Stefan Kądziela podpowiada, że warto też znaleźć kogoś, z kim będzie można wspólnie rzucać papierosy. – Z nałogiem walczyliśmy wspólnie z żoną. Udało się! Co więcej, nasza historia zainspirowała również krewnych do tego, by na dobre rozprawili się z paleniem. Udało się to już dwóm moim braciom ciotecznym, inni jeszcze próbują. Wierzę, że im też się uda – kończy 83-latek.


Sprawdzone triki dla rzucających palenie:

  • Unikaj sytuacji, w których palisz. Jeśli nie możesz tego zrobić – przygotuj się. Miej w zanadrzu niskokaloryczne przekąski albo coś, co zajmie Ci ręce (np. długopis, ołówek).
  • W wolnym czasie wybieraj miejsca, w których nie wolno palić (teatr, kino, siłownia, centrum handlowe).
  • Uprawiaj sport. Jeśli ze względów zdrowotnych możesz pozwolić sobie tylko na spacer – chodź z kijkami.
  • Spotykaj się możliwie często z osobami, które nie palą albo które rzuciły palenie i mogą Cię dodatkowo zmotywować.

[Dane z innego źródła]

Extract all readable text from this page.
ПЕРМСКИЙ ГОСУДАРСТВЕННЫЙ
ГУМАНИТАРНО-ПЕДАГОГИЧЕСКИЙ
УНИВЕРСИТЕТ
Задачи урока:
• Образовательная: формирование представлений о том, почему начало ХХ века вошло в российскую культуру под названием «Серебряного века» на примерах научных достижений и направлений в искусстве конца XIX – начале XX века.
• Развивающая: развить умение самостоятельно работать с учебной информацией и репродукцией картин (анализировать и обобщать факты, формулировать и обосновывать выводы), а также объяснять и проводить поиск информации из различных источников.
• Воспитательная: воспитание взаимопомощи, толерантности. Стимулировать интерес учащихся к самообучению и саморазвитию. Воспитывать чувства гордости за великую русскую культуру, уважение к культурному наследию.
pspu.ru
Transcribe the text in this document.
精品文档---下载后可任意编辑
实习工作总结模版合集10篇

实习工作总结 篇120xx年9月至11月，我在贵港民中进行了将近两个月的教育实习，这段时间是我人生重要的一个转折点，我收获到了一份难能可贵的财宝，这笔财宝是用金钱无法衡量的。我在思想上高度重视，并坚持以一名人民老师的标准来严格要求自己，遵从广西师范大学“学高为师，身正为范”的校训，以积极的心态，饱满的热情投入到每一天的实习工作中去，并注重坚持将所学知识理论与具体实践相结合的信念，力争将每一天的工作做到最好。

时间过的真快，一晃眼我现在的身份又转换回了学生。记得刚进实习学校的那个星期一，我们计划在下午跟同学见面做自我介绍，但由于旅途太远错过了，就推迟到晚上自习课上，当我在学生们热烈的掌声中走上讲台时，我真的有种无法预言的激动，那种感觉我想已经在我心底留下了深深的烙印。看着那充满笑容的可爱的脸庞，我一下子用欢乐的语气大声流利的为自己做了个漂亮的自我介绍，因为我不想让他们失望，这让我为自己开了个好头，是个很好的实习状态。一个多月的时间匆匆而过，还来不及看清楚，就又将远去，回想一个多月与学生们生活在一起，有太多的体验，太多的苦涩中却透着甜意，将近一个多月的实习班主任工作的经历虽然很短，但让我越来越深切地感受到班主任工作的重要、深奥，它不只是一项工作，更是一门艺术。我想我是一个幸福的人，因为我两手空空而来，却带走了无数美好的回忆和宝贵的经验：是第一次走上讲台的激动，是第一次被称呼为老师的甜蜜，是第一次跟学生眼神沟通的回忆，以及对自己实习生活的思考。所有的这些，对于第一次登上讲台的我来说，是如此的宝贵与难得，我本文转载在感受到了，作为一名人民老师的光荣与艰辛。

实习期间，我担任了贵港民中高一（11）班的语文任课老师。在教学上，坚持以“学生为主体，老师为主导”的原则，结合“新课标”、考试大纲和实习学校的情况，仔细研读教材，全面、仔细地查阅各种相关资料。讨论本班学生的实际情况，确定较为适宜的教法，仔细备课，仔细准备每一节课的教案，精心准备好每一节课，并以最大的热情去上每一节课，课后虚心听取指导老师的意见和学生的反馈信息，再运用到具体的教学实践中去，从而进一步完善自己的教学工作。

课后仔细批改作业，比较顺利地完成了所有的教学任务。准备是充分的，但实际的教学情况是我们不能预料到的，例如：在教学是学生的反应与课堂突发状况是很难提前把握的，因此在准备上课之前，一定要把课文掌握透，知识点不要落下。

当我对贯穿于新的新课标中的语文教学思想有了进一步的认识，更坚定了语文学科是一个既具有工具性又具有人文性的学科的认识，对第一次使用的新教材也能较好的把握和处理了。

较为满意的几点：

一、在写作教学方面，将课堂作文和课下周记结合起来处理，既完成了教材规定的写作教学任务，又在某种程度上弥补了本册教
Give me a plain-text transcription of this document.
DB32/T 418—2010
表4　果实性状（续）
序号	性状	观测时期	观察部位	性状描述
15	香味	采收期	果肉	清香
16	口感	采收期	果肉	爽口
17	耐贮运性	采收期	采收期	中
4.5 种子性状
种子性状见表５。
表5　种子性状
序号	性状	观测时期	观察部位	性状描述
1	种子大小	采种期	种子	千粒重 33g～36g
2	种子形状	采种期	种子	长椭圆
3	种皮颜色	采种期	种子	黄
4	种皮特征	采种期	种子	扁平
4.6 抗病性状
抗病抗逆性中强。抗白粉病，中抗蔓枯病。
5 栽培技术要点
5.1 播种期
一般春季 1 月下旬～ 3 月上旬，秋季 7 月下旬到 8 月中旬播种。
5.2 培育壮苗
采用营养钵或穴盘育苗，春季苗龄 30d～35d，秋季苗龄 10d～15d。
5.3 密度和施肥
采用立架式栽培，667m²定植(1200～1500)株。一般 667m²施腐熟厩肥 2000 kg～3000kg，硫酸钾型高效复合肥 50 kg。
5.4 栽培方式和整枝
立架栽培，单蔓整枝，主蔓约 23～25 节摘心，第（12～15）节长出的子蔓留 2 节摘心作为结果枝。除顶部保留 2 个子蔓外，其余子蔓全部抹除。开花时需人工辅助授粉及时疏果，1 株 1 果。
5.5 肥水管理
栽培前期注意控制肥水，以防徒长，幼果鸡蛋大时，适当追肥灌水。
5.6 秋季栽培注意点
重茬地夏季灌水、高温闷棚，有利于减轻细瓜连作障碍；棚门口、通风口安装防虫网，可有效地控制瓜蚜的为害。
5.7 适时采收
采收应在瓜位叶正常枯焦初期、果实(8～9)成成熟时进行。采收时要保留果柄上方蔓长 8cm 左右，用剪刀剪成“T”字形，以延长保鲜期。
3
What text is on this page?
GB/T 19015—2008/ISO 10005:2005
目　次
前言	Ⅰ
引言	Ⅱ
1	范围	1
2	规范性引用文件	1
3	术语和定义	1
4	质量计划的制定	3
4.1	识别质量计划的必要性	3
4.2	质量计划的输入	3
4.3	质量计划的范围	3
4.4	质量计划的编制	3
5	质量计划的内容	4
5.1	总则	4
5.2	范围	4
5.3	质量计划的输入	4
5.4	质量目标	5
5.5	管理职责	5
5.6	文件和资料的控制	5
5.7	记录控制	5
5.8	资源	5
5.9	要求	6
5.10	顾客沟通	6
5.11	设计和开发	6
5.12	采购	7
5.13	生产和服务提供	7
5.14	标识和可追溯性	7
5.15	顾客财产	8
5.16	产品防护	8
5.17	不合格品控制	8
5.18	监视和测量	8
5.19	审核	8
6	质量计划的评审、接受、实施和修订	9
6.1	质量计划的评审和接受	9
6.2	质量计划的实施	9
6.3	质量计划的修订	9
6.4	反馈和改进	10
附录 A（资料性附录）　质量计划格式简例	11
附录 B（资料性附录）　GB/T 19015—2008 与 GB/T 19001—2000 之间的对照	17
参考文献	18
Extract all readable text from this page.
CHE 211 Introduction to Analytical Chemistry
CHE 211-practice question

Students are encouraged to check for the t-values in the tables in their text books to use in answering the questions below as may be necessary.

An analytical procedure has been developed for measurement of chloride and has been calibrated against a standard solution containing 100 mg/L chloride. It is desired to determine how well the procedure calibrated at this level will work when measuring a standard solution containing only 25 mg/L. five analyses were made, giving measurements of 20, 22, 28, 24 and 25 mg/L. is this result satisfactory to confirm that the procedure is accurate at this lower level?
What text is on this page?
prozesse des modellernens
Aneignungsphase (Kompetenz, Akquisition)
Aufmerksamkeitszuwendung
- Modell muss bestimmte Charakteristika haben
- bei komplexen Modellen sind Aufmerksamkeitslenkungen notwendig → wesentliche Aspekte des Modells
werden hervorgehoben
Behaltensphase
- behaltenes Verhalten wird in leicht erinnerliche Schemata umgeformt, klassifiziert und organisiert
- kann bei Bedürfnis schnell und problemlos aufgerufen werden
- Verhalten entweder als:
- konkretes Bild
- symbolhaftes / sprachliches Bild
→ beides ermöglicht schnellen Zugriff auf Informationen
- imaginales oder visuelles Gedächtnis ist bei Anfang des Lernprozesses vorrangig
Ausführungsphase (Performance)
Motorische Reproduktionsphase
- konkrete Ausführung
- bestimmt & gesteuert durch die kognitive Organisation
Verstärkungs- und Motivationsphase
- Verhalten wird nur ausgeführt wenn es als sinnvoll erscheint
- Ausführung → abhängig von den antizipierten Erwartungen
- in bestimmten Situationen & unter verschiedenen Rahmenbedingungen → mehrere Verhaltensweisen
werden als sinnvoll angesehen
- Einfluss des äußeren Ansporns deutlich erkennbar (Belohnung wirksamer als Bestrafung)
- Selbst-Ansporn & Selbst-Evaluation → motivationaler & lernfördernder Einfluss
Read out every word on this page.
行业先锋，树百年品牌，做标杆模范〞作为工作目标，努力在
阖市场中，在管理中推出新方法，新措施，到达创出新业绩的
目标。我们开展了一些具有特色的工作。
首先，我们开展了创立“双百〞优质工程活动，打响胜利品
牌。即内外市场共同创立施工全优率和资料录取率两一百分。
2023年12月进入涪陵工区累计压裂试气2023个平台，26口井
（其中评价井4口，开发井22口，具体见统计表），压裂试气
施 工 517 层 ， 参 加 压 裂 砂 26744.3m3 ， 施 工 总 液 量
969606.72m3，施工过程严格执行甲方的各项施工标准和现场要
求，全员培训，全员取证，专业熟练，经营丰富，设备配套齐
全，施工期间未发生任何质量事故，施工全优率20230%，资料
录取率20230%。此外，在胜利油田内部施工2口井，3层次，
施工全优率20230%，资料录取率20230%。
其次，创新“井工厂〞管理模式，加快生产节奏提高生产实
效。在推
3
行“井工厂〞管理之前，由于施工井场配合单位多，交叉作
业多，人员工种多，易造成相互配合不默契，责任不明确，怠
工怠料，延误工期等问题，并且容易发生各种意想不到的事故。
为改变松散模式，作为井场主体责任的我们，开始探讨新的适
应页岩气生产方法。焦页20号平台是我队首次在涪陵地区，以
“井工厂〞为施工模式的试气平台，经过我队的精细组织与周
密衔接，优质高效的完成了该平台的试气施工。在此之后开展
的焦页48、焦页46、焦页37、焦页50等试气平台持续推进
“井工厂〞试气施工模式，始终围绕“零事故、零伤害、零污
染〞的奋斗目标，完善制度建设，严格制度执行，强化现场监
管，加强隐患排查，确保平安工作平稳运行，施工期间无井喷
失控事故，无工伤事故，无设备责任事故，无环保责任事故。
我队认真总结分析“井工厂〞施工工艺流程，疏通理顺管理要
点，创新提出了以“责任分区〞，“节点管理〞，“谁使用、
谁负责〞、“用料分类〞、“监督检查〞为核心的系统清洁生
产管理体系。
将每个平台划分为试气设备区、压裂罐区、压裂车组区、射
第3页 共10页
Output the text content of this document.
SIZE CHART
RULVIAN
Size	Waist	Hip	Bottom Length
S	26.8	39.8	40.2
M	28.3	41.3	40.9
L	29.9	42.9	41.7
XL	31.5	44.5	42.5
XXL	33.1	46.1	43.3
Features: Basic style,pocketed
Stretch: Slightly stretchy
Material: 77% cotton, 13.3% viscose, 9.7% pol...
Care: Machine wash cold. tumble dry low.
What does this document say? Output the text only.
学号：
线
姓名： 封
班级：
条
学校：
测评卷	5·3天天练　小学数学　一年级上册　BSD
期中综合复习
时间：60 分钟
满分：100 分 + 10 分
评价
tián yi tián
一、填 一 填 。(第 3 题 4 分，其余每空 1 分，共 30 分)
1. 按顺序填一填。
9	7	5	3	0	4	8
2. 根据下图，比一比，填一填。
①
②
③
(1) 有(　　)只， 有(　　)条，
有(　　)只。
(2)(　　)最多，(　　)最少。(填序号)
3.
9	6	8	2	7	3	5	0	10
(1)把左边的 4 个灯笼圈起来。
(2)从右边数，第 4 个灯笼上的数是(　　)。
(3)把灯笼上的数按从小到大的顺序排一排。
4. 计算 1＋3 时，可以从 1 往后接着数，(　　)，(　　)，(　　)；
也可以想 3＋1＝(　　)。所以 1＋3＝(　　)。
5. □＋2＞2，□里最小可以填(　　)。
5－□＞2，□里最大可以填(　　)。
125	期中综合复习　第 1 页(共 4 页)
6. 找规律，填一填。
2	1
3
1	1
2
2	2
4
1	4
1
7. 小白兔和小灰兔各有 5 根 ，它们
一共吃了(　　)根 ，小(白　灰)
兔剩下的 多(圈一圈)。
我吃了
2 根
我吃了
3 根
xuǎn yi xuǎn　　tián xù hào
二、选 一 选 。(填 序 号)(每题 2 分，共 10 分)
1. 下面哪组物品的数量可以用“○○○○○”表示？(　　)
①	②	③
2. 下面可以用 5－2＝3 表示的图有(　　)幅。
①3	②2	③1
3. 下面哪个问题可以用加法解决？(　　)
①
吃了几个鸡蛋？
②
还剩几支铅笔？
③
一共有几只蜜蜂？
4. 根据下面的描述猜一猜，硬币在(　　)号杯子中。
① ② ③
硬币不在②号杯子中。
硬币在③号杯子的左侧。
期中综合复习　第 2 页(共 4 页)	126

  • Poinformuj swoich najbliższych (mąż/żona, dzieci, wnuki, znajomi), że rzucasz palenie – będą wspierali Twoje postanowienia.
  • Zmieniaj przyzwyczajenia, które mogą prowadzić do palenia. Zamiast kawy, do której pasuje Ci papieros, wybieraj herbatę. Miejsca, w których paliłeś (np. ulubiony fotel na balkonie), przemebluj.
  • Jeśli masz gorszy moment i nie możesz powstrzymać się od palenia, zadzwoń do bliskiej osoby, która będzie Cię wspierać. Na Twój telefon czekają też specjaliści Telefonicznej Poradni Pomocy Palącym pod numerem: 801 108 108.